Selanjutnya, Ki Lemah Duwur menjalin relasi yang lebih luas lagi dengan Kerajaan Panjang di Jawa Tengah. Dia dianggap orang-orang penting di antara raja-raja di Jawa Timur.
Hubungan antara Ki Lemah Duwur dengan Raja Panjang semakin dipererat dengan perkawinan trima, dengan salah seorang putri Panjang.
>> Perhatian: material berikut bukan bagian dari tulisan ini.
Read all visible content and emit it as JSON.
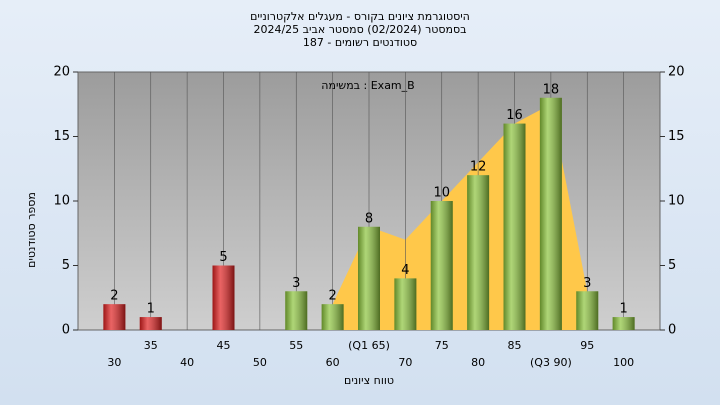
{
  "chart_data": {
    "type": "bar",
    "title": [
      "היסטוגרמת ציונים בקורס - מעגלים אלקטרוניים",
      "בסמסטר (02/2024) סמסטר אביב 2024/25",
      "סטודנטים רשומים - 187"
    ],
    "annotation": "במשימה : Exam_B",
    "x_label": "טווח ציונים",
    "y_label": "מספר סטודנטים",
    "x": [
      30,
      35,
      40,
      45,
      50,
      55,
      60,
      65,
      70,
      75,
      80,
      85,
      90,
      95,
      100
    ],
    "values": [
      2,
      1,
      null,
      5,
      null,
      3,
      2,
      8,
      4,
      10,
      12,
      16,
      18,
      3,
      1
    ],
    "colors": [
      "#e02020",
      "#e02020",
      null,
      "#e02020",
      null,
      "#8cc43c",
      "#8cc43c",
      "#8cc43c",
      "#8cc43c",
      "#8cc43c",
      "#8cc43c",
      "#8cc43c",
      "#8cc43c",
      "#8cc43c",
      "#8cc43c"
    ],
    "area_values": [
      null,
      null,
      null,
      null,
      null,
      null,
      2,
      8,
      7,
      10,
      13,
      16,
      17.5,
      3,
      null
    ],
    "area_color": "#ffc84a",
    "xlim": [
      25,
      105
    ],
    "xticks": [
      30,
      35,
      40,
      45,
      50,
      55,
      60,
      {
        "value": 65,
        "label": "(Q1 65)"
      },
      70,
      75,
      80,
      85,
      {
        "value": 90,
        "label": "(Q3 90)"
      },
      95,
      100
    ],
    "ylim": [
      0,
      20
    ],
    "yticks": [
      0,
      5,
      10,
      15,
      20
    ],
    "grid": true
  }
}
Baca Juga : Hukum Merokok Menurut 4 Madzhab
Prestasi yang dicapai Ki Lemah Duwur dengan srategi memindahkan keratonnya ke Arosbaya sebagai daerah maritim membuktikan bahwa beliau seorang pemimpin yang memiliki cakrawala pemikiran luas untuk mencapai kemakmuran seta kemajuan rakyatnya.
Sementara dalam segi pengembangan agama Islam di wilayah barat, beliau juga merupakan seorang tokoh yang sangat besar perannya. Pada masa pemerintahannya, beliau membangun masjid pertama di Arosbaya serta tekun menjaga rakyatnya untuk memeluk agama Islam, termasuk upaya mengislamkan ayahnya sendiri ketika masih hidup sampai mejelang wafatnya.
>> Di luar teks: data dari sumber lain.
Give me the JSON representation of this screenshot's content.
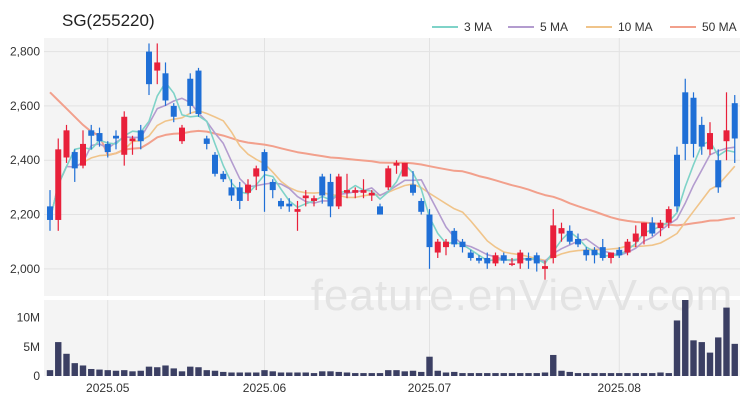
{
  "chart_data": {
    "type": "candlestick",
    "title": "SG(255220)",
    "watermark": "feature.enVievV.com",
    "legend": [
      {
        "name": "3 MA",
        "color": "#7fd3c8"
      },
      {
        "name": "5 MA",
        "color": "#b39ccf"
      },
      {
        "name": "10 MA",
        "color": "#f0c48a"
      },
      {
        "name": "50 MA",
        "color": "#f2a08c"
      }
    ],
    "legend_position": "top-right",
    "price_axis": {
      "ticks": [
        "2,800",
        "2,600",
        "2,400",
        "2,200",
        "2,000"
      ],
      "tick_values": [
        2800,
        2600,
        2400,
        2200,
        2000
      ],
      "ylim": [
        1900,
        2850
      ]
    },
    "volume_axis": {
      "ticks": [
        "10M",
        "5M",
        "0"
      ],
      "tick_values": [
        10,
        5,
        0
      ],
      "ylim": [
        0,
        13
      ]
    },
    "x_ticks": [
      {
        "label": "2025.05",
        "index": 7
      },
      {
        "label": "2025.06",
        "index": 26
      },
      {
        "label": "2025.07",
        "index": 46
      },
      {
        "label": "2025.08",
        "index": 69
      }
    ],
    "up_color": "#e8203a",
    "down_color": "#1f6fd6",
    "volume_color": "#3b3f63",
    "ohlc": [
      [
        2230,
        2290,
        2140,
        2180
      ],
      [
        2180,
        2480,
        2140,
        2440
      ],
      [
        2410,
        2530,
        2390,
        2510
      ],
      [
        2430,
        2440,
        2320,
        2370
      ],
      [
        2380,
        2510,
        2370,
        2460
      ],
      [
        2510,
        2530,
        2440,
        2490
      ],
      [
        2500,
        2520,
        2450,
        2470
      ],
      [
        2460,
        2470,
        2410,
        2430
      ],
      [
        2490,
        2510,
        2440,
        2480
      ],
      [
        2420,
        2580,
        2380,
        2560
      ],
      [
        2470,
        2490,
        2420,
        2480
      ],
      [
        2510,
        2530,
        2440,
        2470
      ],
      [
        2800,
        2830,
        2640,
        2680
      ],
      [
        2730,
        2830,
        2680,
        2760
      ],
      [
        2720,
        2760,
        2600,
        2620
      ],
      [
        2600,
        2610,
        2540,
        2560
      ],
      [
        2470,
        2530,
        2460,
        2520
      ],
      [
        2700,
        2720,
        2570,
        2600
      ],
      [
        2730,
        2740,
        2560,
        2570
      ],
      [
        2480,
        2490,
        2440,
        2460
      ],
      [
        2420,
        2430,
        2340,
        2350
      ],
      [
        2350,
        2360,
        2320,
        2330
      ],
      [
        2300,
        2330,
        2250,
        2270
      ],
      [
        2300,
        2320,
        2220,
        2250
      ],
      [
        2280,
        2330,
        2250,
        2310
      ],
      [
        2340,
        2380,
        2290,
        2370
      ],
      [
        2430,
        2440,
        2210,
        2360
      ],
      [
        2320,
        2330,
        2260,
        2290
      ],
      [
        2250,
        2260,
        2220,
        2230
      ],
      [
        2240,
        2260,
        2210,
        2230
      ],
      [
        2210,
        2250,
        2140,
        2220
      ],
      [
        2260,
        2290,
        2230,
        2270
      ],
      [
        2250,
        2270,
        2230,
        2260
      ],
      [
        2340,
        2350,
        2240,
        2270
      ],
      [
        2320,
        2350,
        2190,
        2230
      ],
      [
        2230,
        2350,
        2220,
        2340
      ],
      [
        2280,
        2350,
        2260,
        2290
      ],
      [
        2280,
        2300,
        2260,
        2290
      ],
      [
        2280,
        2330,
        2260,
        2290
      ],
      [
        2270,
        2290,
        2250,
        2280
      ],
      [
        2230,
        2240,
        2200,
        2200
      ],
      [
        2300,
        2380,
        2290,
        2370
      ],
      [
        2380,
        2400,
        2350,
        2390
      ],
      [
        2340,
        2390,
        2340,
        2390
      ],
      [
        2310,
        2360,
        2270,
        2280
      ],
      [
        2250,
        2260,
        2200,
        2210
      ],
      [
        2200,
        2220,
        2000,
        2080
      ],
      [
        2060,
        2110,
        2040,
        2100
      ],
      [
        2080,
        2110,
        2050,
        2100
      ],
      [
        2140,
        2150,
        2080,
        2090
      ],
      [
        2100,
        2110,
        2060,
        2080
      ],
      [
        2060,
        2070,
        2030,
        2040
      ],
      [
        2040,
        2050,
        2020,
        2030
      ],
      [
        2040,
        2060,
        2000,
        2020
      ],
      [
        2020,
        2060,
        2010,
        2050
      ],
      [
        2050,
        2060,
        2020,
        2030
      ],
      [
        2020,
        2040,
        2010,
        2020
      ],
      [
        2020,
        2070,
        2000,
        2060
      ],
      [
        2040,
        2060,
        2000,
        2030
      ],
      [
        2050,
        2060,
        1990,
        2020
      ],
      [
        2000,
        2030,
        1960,
        2010
      ],
      [
        2040,
        2220,
        2020,
        2160
      ],
      [
        2130,
        2170,
        2100,
        2150
      ],
      [
        2140,
        2160,
        2090,
        2100
      ],
      [
        2110,
        2130,
        2080,
        2090
      ],
      [
        2070,
        2080,
        2030,
        2050
      ],
      [
        2070,
        2080,
        2020,
        2050
      ],
      [
        2080,
        2110,
        2030,
        2040
      ],
      [
        2040,
        2060,
        2020,
        2060
      ],
      [
        2070,
        2080,
        2040,
        2050
      ],
      [
        2060,
        2110,
        2050,
        2100
      ],
      [
        2100,
        2160,
        2080,
        2130
      ],
      [
        2120,
        2170,
        2090,
        2170
      ],
      [
        2170,
        2190,
        2120,
        2130
      ],
      [
        2150,
        2180,
        2120,
        2170
      ],
      [
        2170,
        2230,
        2150,
        2220
      ],
      [
        2420,
        2450,
        2210,
        2230
      ],
      [
        2650,
        2700,
        2400,
        2460
      ],
      [
        2630,
        2650,
        2410,
        2460
      ],
      [
        2530,
        2560,
        2420,
        2450
      ],
      [
        2440,
        2540,
        2420,
        2500
      ],
      [
        2400,
        2440,
        2280,
        2300
      ],
      [
        2470,
        2650,
        2400,
        2510
      ],
      [
        2610,
        2640,
        2390,
        2480
      ]
    ],
    "volume_millions": [
      1.0,
      5.8,
      3.8,
      2.2,
      1.8,
      1.2,
      1.1,
      1.0,
      0.9,
      1.0,
      0.8,
      0.9,
      1.6,
      1.5,
      1.8,
      1.3,
      0.8,
      1.6,
      1.5,
      1.0,
      0.9,
      0.7,
      0.6,
      0.6,
      0.6,
      0.6,
      1.0,
      0.8,
      0.6,
      0.6,
      0.6,
      0.6,
      0.5,
      0.8,
      0.8,
      0.7,
      0.6,
      0.5,
      0.5,
      0.5,
      0.5,
      1.0,
      1.0,
      0.8,
      0.9,
      0.7,
      3.3,
      0.9,
      0.6,
      0.7,
      0.5,
      0.5,
      0.5,
      0.5,
      0.5,
      0.5,
      0.5,
      0.5,
      0.5,
      0.5,
      0.6,
      3.6,
      0.9,
      0.7,
      0.5,
      0.5,
      0.5,
      0.5,
      0.5,
      0.5,
      0.5,
      0.5,
      0.5,
      0.5,
      0.6,
      0.5,
      9.5,
      13.0,
      6.1,
      5.8,
      4.0,
      6.6,
      11.7,
      5.5
    ]
  }
}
Dengan begitu, Ki Lemah Duwur yang mengawali masa pemeritahannya di Madura Barat (Arosbaya) pada tahun 1531 adalah momentum yang paling tepat sebagai acuan untuk menentukan tahun hari jadi Bangkalan.
Penobatan Ki Lemah Duwur
Sebelum penobatan Ki Lemah Duwur, diselenggarakan terlebih dahulu seminar pada tanggal 12 Maret 1991 yang kemudian tanggal bulan dan tahun tersebut menjadi titik awal hari jadi Bangkalan.
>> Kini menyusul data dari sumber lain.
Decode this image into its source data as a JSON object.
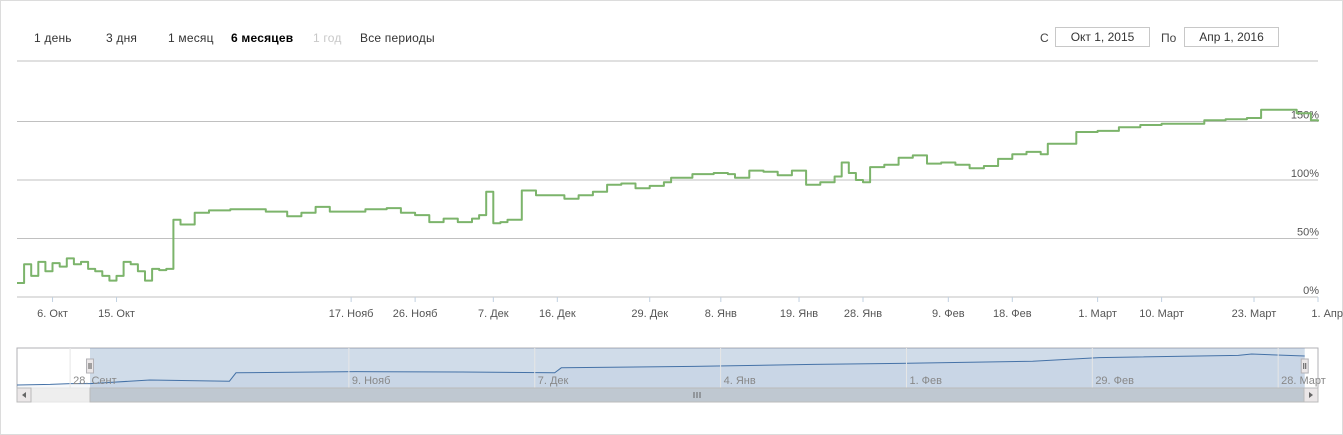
{
  "range_selector": {
    "buttons": [
      {
        "label": "1 день",
        "state": "normal"
      },
      {
        "label": "3 дня",
        "state": "normal"
      },
      {
        "label": "1 месяц",
        "state": "normal"
      },
      {
        "label": "6 месяцев",
        "state": "active"
      },
      {
        "label": "1 год",
        "state": "disabled"
      },
      {
        "label": "Все периоды",
        "state": "normal"
      }
    ]
  },
  "date_range": {
    "from_label": "С",
    "from_value": "Окт 1, 2015",
    "to_label": "По",
    "to_value": "Апр 1, 2016"
  },
  "chart_data": {
    "type": "line",
    "series": [
      {
        "color": "#7cb46b",
        "points": [
          [
            "2015-10-01",
            12
          ],
          [
            "2015-10-02",
            28
          ],
          [
            "2015-10-03",
            18
          ],
          [
            "2015-10-04",
            30
          ],
          [
            "2015-10-05",
            22
          ],
          [
            "2015-10-06",
            29
          ],
          [
            "2015-10-07",
            26
          ],
          [
            "2015-10-08",
            33
          ],
          [
            "2015-10-09",
            28
          ],
          [
            "2015-10-10",
            30
          ],
          [
            "2015-10-11",
            24
          ],
          [
            "2015-10-12",
            22
          ],
          [
            "2015-10-13",
            18
          ],
          [
            "2015-10-14",
            14
          ],
          [
            "2015-10-15",
            18
          ],
          [
            "2015-10-16",
            30
          ],
          [
            "2015-10-17",
            28
          ],
          [
            "2015-10-18",
            22
          ],
          [
            "2015-10-19",
            14
          ],
          [
            "2015-10-20",
            24
          ],
          [
            "2015-10-21",
            23
          ],
          [
            "2015-10-22",
            24
          ],
          [
            "2015-10-23",
            66
          ],
          [
            "2015-10-24",
            62
          ],
          [
            "2015-10-26",
            72
          ],
          [
            "2015-10-28",
            74
          ],
          [
            "2015-10-31",
            75
          ],
          [
            "2015-11-03",
            75
          ],
          [
            "2015-11-05",
            73
          ],
          [
            "2015-11-08",
            69
          ],
          [
            "2015-11-10",
            72
          ],
          [
            "2015-11-12",
            77
          ],
          [
            "2015-11-14",
            73
          ],
          [
            "2015-11-17",
            73
          ],
          [
            "2015-11-19",
            75
          ],
          [
            "2015-11-22",
            76
          ],
          [
            "2015-11-24",
            72
          ],
          [
            "2015-11-26",
            70
          ],
          [
            "2015-11-28",
            64
          ],
          [
            "2015-11-30",
            67
          ],
          [
            "2015-12-02",
            64
          ],
          [
            "2015-12-04",
            67
          ],
          [
            "2015-12-05",
            70
          ],
          [
            "2015-12-06",
            90
          ],
          [
            "2015-12-07",
            63
          ],
          [
            "2015-12-08",
            64
          ],
          [
            "2015-12-09",
            66
          ],
          [
            "2015-12-10",
            66
          ],
          [
            "2015-12-11",
            91
          ],
          [
            "2015-12-13",
            87
          ],
          [
            "2015-12-15",
            87
          ],
          [
            "2015-12-17",
            84
          ],
          [
            "2015-12-19",
            87
          ],
          [
            "2015-12-21",
            90
          ],
          [
            "2015-12-23",
            96
          ],
          [
            "2015-12-25",
            97
          ],
          [
            "2015-12-27",
            93
          ],
          [
            "2015-12-29",
            95
          ],
          [
            "2015-12-31",
            98
          ],
          [
            "2016-01-01",
            102
          ],
          [
            "2016-01-04",
            105
          ],
          [
            "2016-01-07",
            106
          ],
          [
            "2016-01-08",
            106
          ],
          [
            "2016-01-09",
            105
          ],
          [
            "2016-01-10",
            102
          ],
          [
            "2016-01-12",
            108
          ],
          [
            "2016-01-14",
            107
          ],
          [
            "2016-01-16",
            104
          ],
          [
            "2016-01-18",
            108
          ],
          [
            "2016-01-20",
            96
          ],
          [
            "2016-01-22",
            98
          ],
          [
            "2016-01-24",
            103
          ],
          [
            "2016-01-25",
            115
          ],
          [
            "2016-01-26",
            106
          ],
          [
            "2016-01-27",
            100
          ],
          [
            "2016-01-28",
            98
          ],
          [
            "2016-01-29",
            111
          ],
          [
            "2016-01-31",
            113
          ],
          [
            "2016-02-02",
            119
          ],
          [
            "2016-02-04",
            121
          ],
          [
            "2016-02-06",
            114
          ],
          [
            "2016-02-08",
            115
          ],
          [
            "2016-02-10",
            113
          ],
          [
            "2016-02-12",
            110
          ],
          [
            "2016-02-14",
            112
          ],
          [
            "2016-02-16",
            118
          ],
          [
            "2016-02-18",
            122
          ],
          [
            "2016-02-20",
            124
          ],
          [
            "2016-02-22",
            122
          ],
          [
            "2016-02-23",
            131
          ],
          [
            "2016-02-25",
            131
          ],
          [
            "2016-02-27",
            141
          ],
          [
            "2016-03-01",
            142
          ],
          [
            "2016-03-04",
            145
          ],
          [
            "2016-03-07",
            147
          ],
          [
            "2016-03-10",
            148
          ],
          [
            "2016-03-13",
            148
          ],
          [
            "2016-03-16",
            151
          ],
          [
            "2016-03-19",
            152
          ],
          [
            "2016-03-22",
            153
          ],
          [
            "2016-03-24",
            160
          ],
          [
            "2016-03-27",
            160
          ],
          [
            "2016-03-29",
            157
          ],
          [
            "2016-03-31",
            151
          ],
          [
            "2016-04-01",
            150
          ]
        ]
      }
    ],
    "y_axis": {
      "ticks": [
        0,
        50,
        100,
        150
      ],
      "tick_labels": [
        "0%",
        "50%",
        "100%",
        "150%"
      ],
      "range": [
        0,
        200
      ],
      "gridlines": true,
      "position": "right"
    },
    "x_axis": {
      "range": [
        "2015-10-01",
        "2016-04-01"
      ],
      "ticks": [
        {
          "date": "2015-10-06",
          "label": "6. Окт"
        },
        {
          "date": "2015-10-15",
          "label": "15. Окт"
        },
        {
          "date": "2015-11-17",
          "label": "17. Нояб"
        },
        {
          "date": "2015-11-26",
          "label": "26. Нояб"
        },
        {
          "date": "2015-12-07",
          "label": "7. Дек"
        },
        {
          "date": "2015-12-16",
          "label": "16. Дек"
        },
        {
          "date": "2015-12-29",
          "label": "29. Дек"
        },
        {
          "date": "2016-01-08",
          "label": "8. Янв"
        },
        {
          "date": "2016-01-19",
          "label": "19. Янв"
        },
        {
          "date": "2016-01-28",
          "label": "28. Янв"
        },
        {
          "date": "2016-02-09",
          "label": "9. Фев"
        },
        {
          "date": "2016-02-18",
          "label": "18. Фев"
        },
        {
          "date": "2016-03-01",
          "label": "1. Март"
        },
        {
          "date": "2016-03-10",
          "label": "10. Март"
        },
        {
          "date": "2016-03-23",
          "label": "23. Март"
        },
        {
          "date": "2016-04-01",
          "label": "1. Апр"
        }
      ]
    },
    "navigator": {
      "range": [
        "2015-09-20",
        "2016-04-03"
      ],
      "selected": [
        "2015-10-01",
        "2016-04-01"
      ],
      "series_color": "#4572a7",
      "points": [
        [
          "2015-09-20",
          5
        ],
        [
          "2015-09-25",
          8
        ],
        [
          "2015-09-28",
          12
        ],
        [
          "2015-10-01",
          12
        ],
        [
          "2015-10-10",
          30
        ],
        [
          "2015-10-22",
          24
        ],
        [
          "2015-10-23",
          66
        ],
        [
          "2015-11-10",
          72
        ],
        [
          "2015-11-26",
          70
        ],
        [
          "2015-12-10",
          66
        ],
        [
          "2015-12-11",
          91
        ],
        [
          "2015-12-31",
          98
        ],
        [
          "2016-01-18",
          108
        ],
        [
          "2016-01-31",
          113
        ],
        [
          "2016-02-20",
          124
        ],
        [
          "2016-03-01",
          142
        ],
        [
          "2016-03-22",
          153
        ],
        [
          "2016-03-24",
          160
        ],
        [
          "2016-04-01",
          150
        ]
      ],
      "ticks": [
        {
          "date": "2015-09-28",
          "label": "28. Сент"
        },
        {
          "date": "2015-11-09",
          "label": "9. Нояб"
        },
        {
          "date": "2015-12-07",
          "label": "7. Дек"
        },
        {
          "date": "2016-01-04",
          "label": "4. Янв"
        },
        {
          "date": "2016-02-01",
          "label": "1. Фев"
        },
        {
          "date": "2016-02-29",
          "label": "29. Фев"
        },
        {
          "date": "2016-03-28",
          "label": "28. Март"
        }
      ]
    }
  }
}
Selanjutnya pada Kamis 16 April 1992, para tim seminar, narasumber dan juga unsur perguruan tinggi beserta anggota DPRD Kabupaten Bangkalan menetapkan bahwa tahun 1531 ditetapkan sebagai hari jadi Bangkalan. Sementara untuk penentu hari, tanggal dan bulan tim masih menemukan kesulitan memperoleh kepastiannya.
Usai berbagai cara dilalui, akhirnya seorang pakar, yakni Des Moh. Romli, kepala suaka peninggalan sejarah dan purbakala Provinsi Jawa Timur yang bekerja sama dengan Drs Inajati Adriasianti, fosen arkeologi Islam pada Fakultas Sastra Universitas Gadja Mada Yogyakarta menghitung bahwa tahun 1531 Masehi sama dengan tahun 938 Hijriyah. Lalu mereka mencocokkan kebiasaan raja-raja Islam di Pulau Jawa bahwa penobatan seorang raja (pejabat) selalu ditetapkan pada setiap tanggal 12 Robiul Awal sejak zaman raja-raja Oanjang. Lalu dilanjut dengan menentukan tanggal 12 bulan Robiul Awal pada kalender tahun 983 Hijriyah di dalam buku table berbahasa Jerman yang berisi “MUHAMMADANISCHENUNDCHRISSTLICHEN EITRECHNUNG “ yang di susun oleh Fardinand Wunstenfiel. Buku itu menjelaskan bahwa pada tanggal 12 Robiul Awal 938 Hijriyah bertepatan pada tanggal 24 Oktober 1531 Masehi, harinya Selasa.
Kajian di atas sebagai penentu hari jadi Bangkalan yang kemudian diakui secara historis, ilmiah, dan agamis, yang kemudian ditetapkan dengan Surat Keputusan DPRD Kabupaten Bangkalan Nomor: 6 Tanggal 19 April 1992 dan Surat Keputusan Bupati Bangkalan Nomor: 145 tanggal 3v September 1992 dan Durat Keputusan Bupati Bangkalan Nkmor: 145 Tanggal 3 Septembar 1992 tentang hari jadinya Bangkalan yang jatuh pada 24 Oktober 1531 Masehi.
Dengan berbagai pertimbangan tersebut, maka ditentukan hari Jadi Bangkalan diperingati setiap 24 Oktober.